The Smoke Eater staff has worked diligently to create an atmosphere that is fun and entertaining, and with the Smoke Eaters hockey team contributing like they did on Saturday in a win over Penticton, the excitement and thrills on the ice and in the stands is well worth the price of admission.
“We have great volunteer support, but we really, really need the support of the city and the surrounding community to stay afloat.”
When Murphy took ownership of the team on Nov. 1, he launched a five-phase plan that would bring structural improvements to the Trail Memorial Centre to benefit the Smoke Eaters and the city. The players’ lounge and weight room is expected to be completed by March, and Phase 3-5 started in April.
“Phase 3, 4 and 5, is really just one phase … And that is the new dressing room, shower room, bathrooms, coaches offices, skate sharpening room and new trainer’s room. It’s going to be totally different, if you went down there, you wouldn’t recognize it.”
The bill for the massive Memorial Centre makeover is being footed by Murphy and he expects the investment, over and above his initial $600,000 purchase of the Smoke Eaters, to be substantial, and a lasting legacy for the City of Trail.
“The investment that he’s given to not only this team, but the community is something Trail will have for a long time,” said Clare. “Just having his experience in business and being able to bounce ideas off him, and vice versa, and working together with Steve, Allison, and myself has just been a lot of fun, and we’re learning at the same time.”

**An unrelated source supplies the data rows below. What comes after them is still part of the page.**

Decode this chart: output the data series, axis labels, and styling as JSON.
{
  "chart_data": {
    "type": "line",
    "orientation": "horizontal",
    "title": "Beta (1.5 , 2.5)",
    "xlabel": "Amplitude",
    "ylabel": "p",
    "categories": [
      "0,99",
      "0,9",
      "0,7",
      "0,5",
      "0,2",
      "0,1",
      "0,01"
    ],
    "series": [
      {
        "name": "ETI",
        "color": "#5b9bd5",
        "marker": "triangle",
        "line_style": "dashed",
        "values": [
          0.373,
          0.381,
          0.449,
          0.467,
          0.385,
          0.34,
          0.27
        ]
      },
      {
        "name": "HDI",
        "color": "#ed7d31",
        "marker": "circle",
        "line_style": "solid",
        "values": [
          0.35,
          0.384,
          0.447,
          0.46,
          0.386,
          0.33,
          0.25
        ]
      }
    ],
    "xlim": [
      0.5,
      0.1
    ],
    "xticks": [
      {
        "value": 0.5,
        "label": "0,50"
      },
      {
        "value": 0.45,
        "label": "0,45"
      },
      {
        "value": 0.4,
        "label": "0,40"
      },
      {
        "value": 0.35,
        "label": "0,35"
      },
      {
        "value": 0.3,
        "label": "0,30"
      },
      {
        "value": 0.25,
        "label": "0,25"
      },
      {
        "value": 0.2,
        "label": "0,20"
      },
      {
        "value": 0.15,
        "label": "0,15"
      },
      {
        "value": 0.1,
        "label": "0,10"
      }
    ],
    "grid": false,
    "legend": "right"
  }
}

A highlight of the renovations will be the addition of a giant media screen on the south wall of the Cominco Arena next season to provide replays, play-by-play, announcements, and advertisements for sponsors.
“It’s a great deal for them (the City of Trail),” said Murphy. “But they’ve been very supportive and we worked out an arrangement on the media screen and they are helping out with that.”
But Murphy’s and the Smoke Eater staffs’ mandate is clear, to get fans in the seats and sponsors on board. The Smoke Eaters have struggled in the past, and with an annual operating budget of over $700,000, the team can’t succeed without the support from the community. Murphy has more than held up his end of the bargain, and with the Underwear Band improving every game, entertaining intermissions, generous pricing, and the Smoke Eaters working towards a winning season and playoff berth – the plan seems to be coming together.
“Everyone can do the math, you need ticket sales and sponsorships, and alternative ways to make revenues,” added Murphy. “If we can average 1,500 (fans) to a game, this team will have an easy road, if it’s 900, it’s not easy … But we need to make it a fun evening for the family to come out. It’s not all about hockey.”
Purchase a season or family pass by May 14 and be entered to win one of three prizes including a trip to St. Eugene Resort and Casino.